Yes, two routine pediatric vaccines are available. Streptococcus pneumonia (pneumococcus) can cause pneumonia, sinusitis, meningitis, and AOM as well as bacteremia (a blood infection). The CDC recommends that all children younger than five years and older adults at higher risk for serious illness receive one of the four pneumococcal vaccines available (PCV13, PCV15, PCV20, and PPSV23). Another vaccine prevents Haemophilus influenza type b (Hib). Before vaccines for Hib, about 20,000 children became seriously ill and 1,000 died. More than half of these cases were among babies younger than one year.

What should parents do about GAS?

There are many viruses and bacteria currently in circulation, and even out of season. Influenza (flu) and respiratory syncytial virus (RSV) started earlier in the fall and winter than usual, but there are signs that these viruses may have peaked in some areas of the country. Children must develop immunity to these pathogens, and often, their illness will resolve without treatment. However, given that co-infection (bacterial infection on top of a viral illness) can cause complications, it is important to keep an eye out for worsening symptoms and seek help when appropriate.
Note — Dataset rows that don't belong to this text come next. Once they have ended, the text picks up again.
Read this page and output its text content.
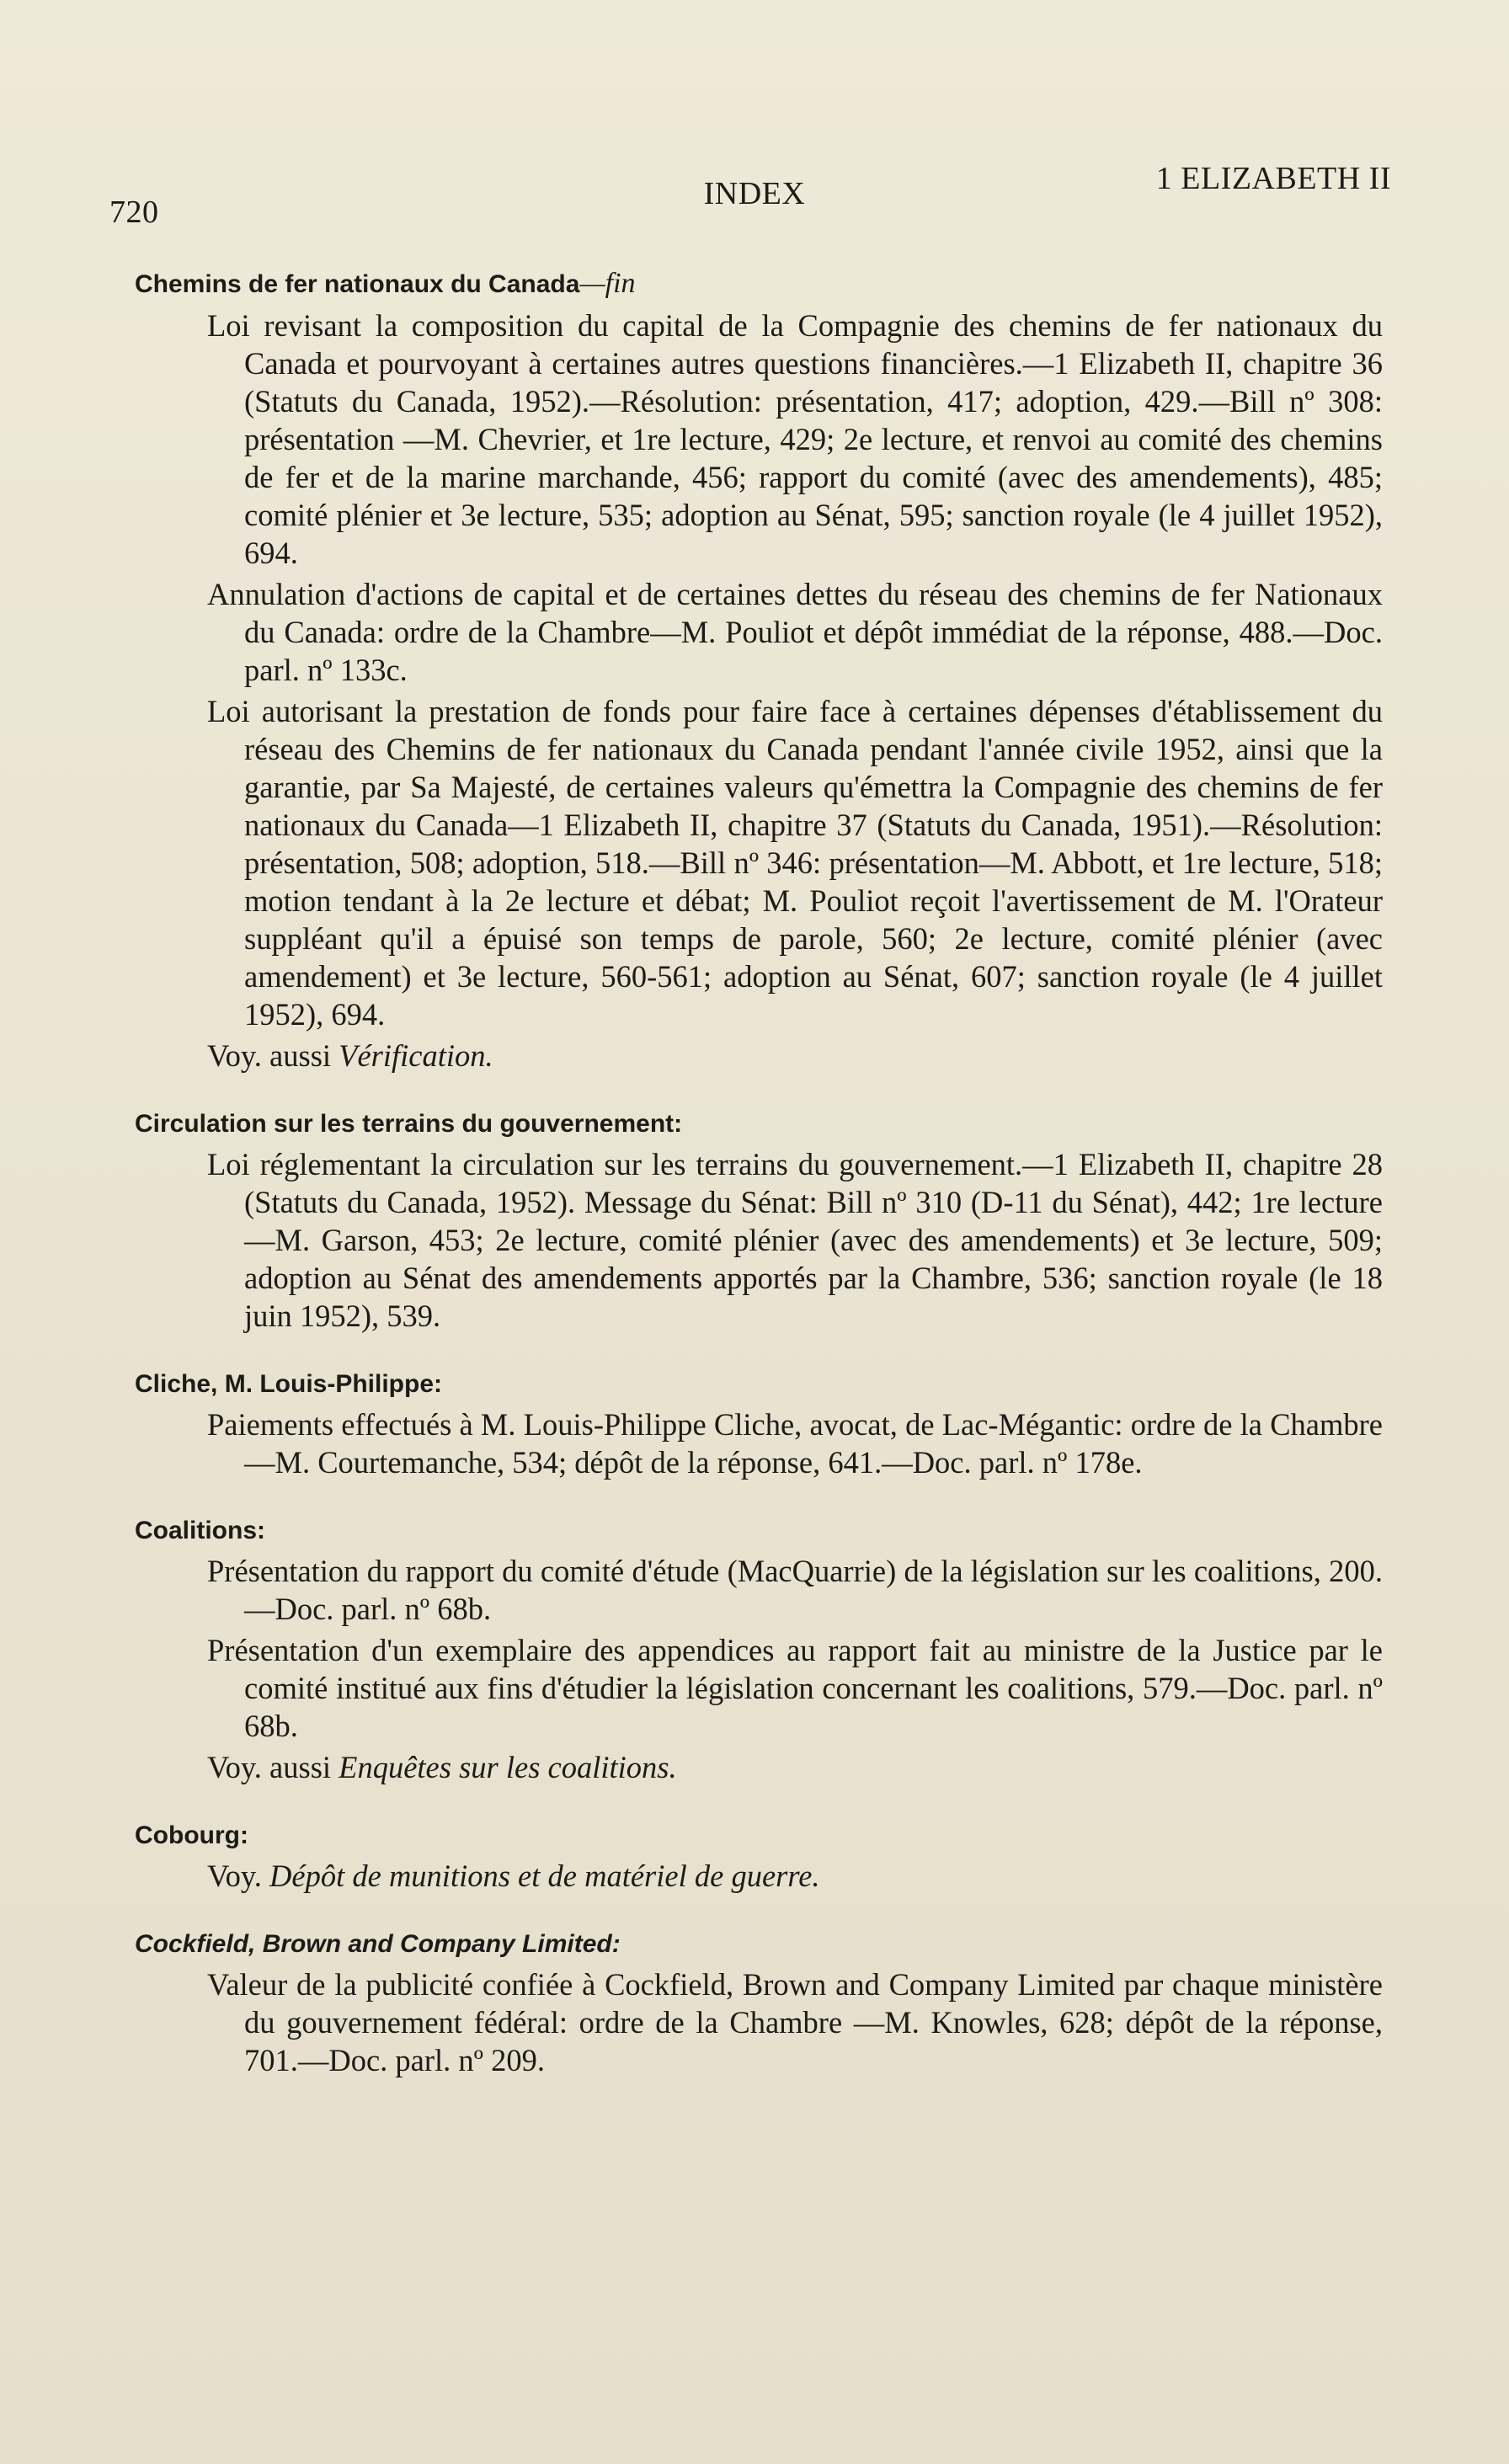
720
INDEX	1 ELIZABETH II
Chemins de fer nationaux du Canada—fin

Loi revisant la composition du capital de la Compagnie des chemins de fer nationaux du Canada et pourvoyant à certaines autres questions financières.—1 Elizabeth II, chapitre 36 (Statuts du Canada, 1952).—Résolution: présentation, 417; adoption, 429.—Bill nº 308: présentation —M. Chevrier, et 1re lecture, 429; 2e lecture, et renvoi au comité des chemins de fer et de la marine marchande, 456; rapport du comité (avec des amendements), 485; comité plénier et 3e lecture, 535; adoption au Sénat, 595; sanction royale (le 4 juillet 1952), 694.

Annulation d'actions de capital et de certaines dettes du réseau des chemins de fer Nationaux du Canada: ordre de la Chambre—M. Pouliot et dépôt immédiat de la réponse, 488.—Doc. parl. nº 133c.

Loi autorisant la prestation de fonds pour faire face à certaines dépenses d'établissement du réseau des Chemins de fer nationaux du Canada pendant l'année civile 1952, ainsi que la garantie, par Sa Majesté, de certaines valeurs qu'émettra la Compagnie des chemins de fer nationaux du Canada—1 Elizabeth II, chapitre 37 (Statuts du Canada, 1951).—Résolution: présentation, 508; adoption, 518.—Bill nº 346: présentation—M. Abbott, et 1re lecture, 518; motion tendant à la 2e lecture et débat; M. Pouliot reçoit l'avertissement de M. l'Orateur suppléant qu'il a épuisé son temps de parole, 560; 2e lecture, comité plénier (avec amendement) et 3e lecture, 560-561; adoption au Sénat, 607; sanction royale (le 4 juillet 1952), 694.

Voy. aussi Vérification.

Circulation sur les terrains du gouvernement:

Loi réglementant la circulation sur les terrains du gouvernement.—1 Elizabeth II, chapitre 28 (Statuts du Canada, 1952). Message du Sénat: Bill nº 310 (D-11 du Sénat), 442; 1re lecture—M. Garson, 453; 2e lecture, comité plénier (avec des amendements) et 3e lecture, 509; adoption au Sénat des amendements apportés par la Chambre, 536; sanction royale (le 18 juin 1952), 539.

Cliche, M. Louis-Philippe:

Paiements effectués à M. Louis-Philippe Cliche, avocat, de Lac-Mégantic: ordre de la Chambre—M. Courtemanche, 534; dépôt de la réponse, 641.—Doc. parl. nº 178e.

Coalitions:

Présentation du rapport du comité d'étude (MacQuarrie) de la législation sur les coalitions, 200.—Doc. parl. nº 68b.

Présentation d'un exemplaire des appendices au rapport fait au ministre de la Justice par le comité institué aux fins d'étudier la législation concernant les coalitions, 579.—Doc. parl. nº 68b.

Voy. aussi Enquêtes sur les coalitions.

Cobourg:

Voy. Dépôt de munitions et de matériel de guerre.

Cockfield, Brown and Company Limited:

Valeur de la publicité confiée à Cockfield, Brown and Company Limited par chaque ministère du gouvernement fédéral: ordre de la Chambre —M. Knowles, 628; dépôt de la réponse, 701.—Doc. parl. nº 209.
The CDC encourages parents to learn about necrotizing fasciitis and streptococcal toxic shock syndrome and seek help quickly if their child has one of these infections. Getting a flu shot and making sure your child is up to date on chickenpox vaccination (first dose at 12 to 15 months of age and the second dose at four to six years of age) can also help reduce the risk of invasive GAS infection.

Seek urgent help now if your child has the following symptoms:- Pale, abnormally cold to touch- Blue lips- Cannot talk or eat/drink- Fits or seizures- Extremely agitated, confused, difficult to wake- Dark green vomit- Rash that does not disappear. Contact a doctor or nurse today if your child has these symptoms:- Hard to breathe- Unable to swallow- Rash like scarlet fever- A sore throat plus a sandpaper rash and red tongue - Not being able to drink or eat, not passing urine in 12 hours - Drowsy, irritable, unable to settle with toys, TV food or picking up- Shivering or muscle pain - Getting worse or worried.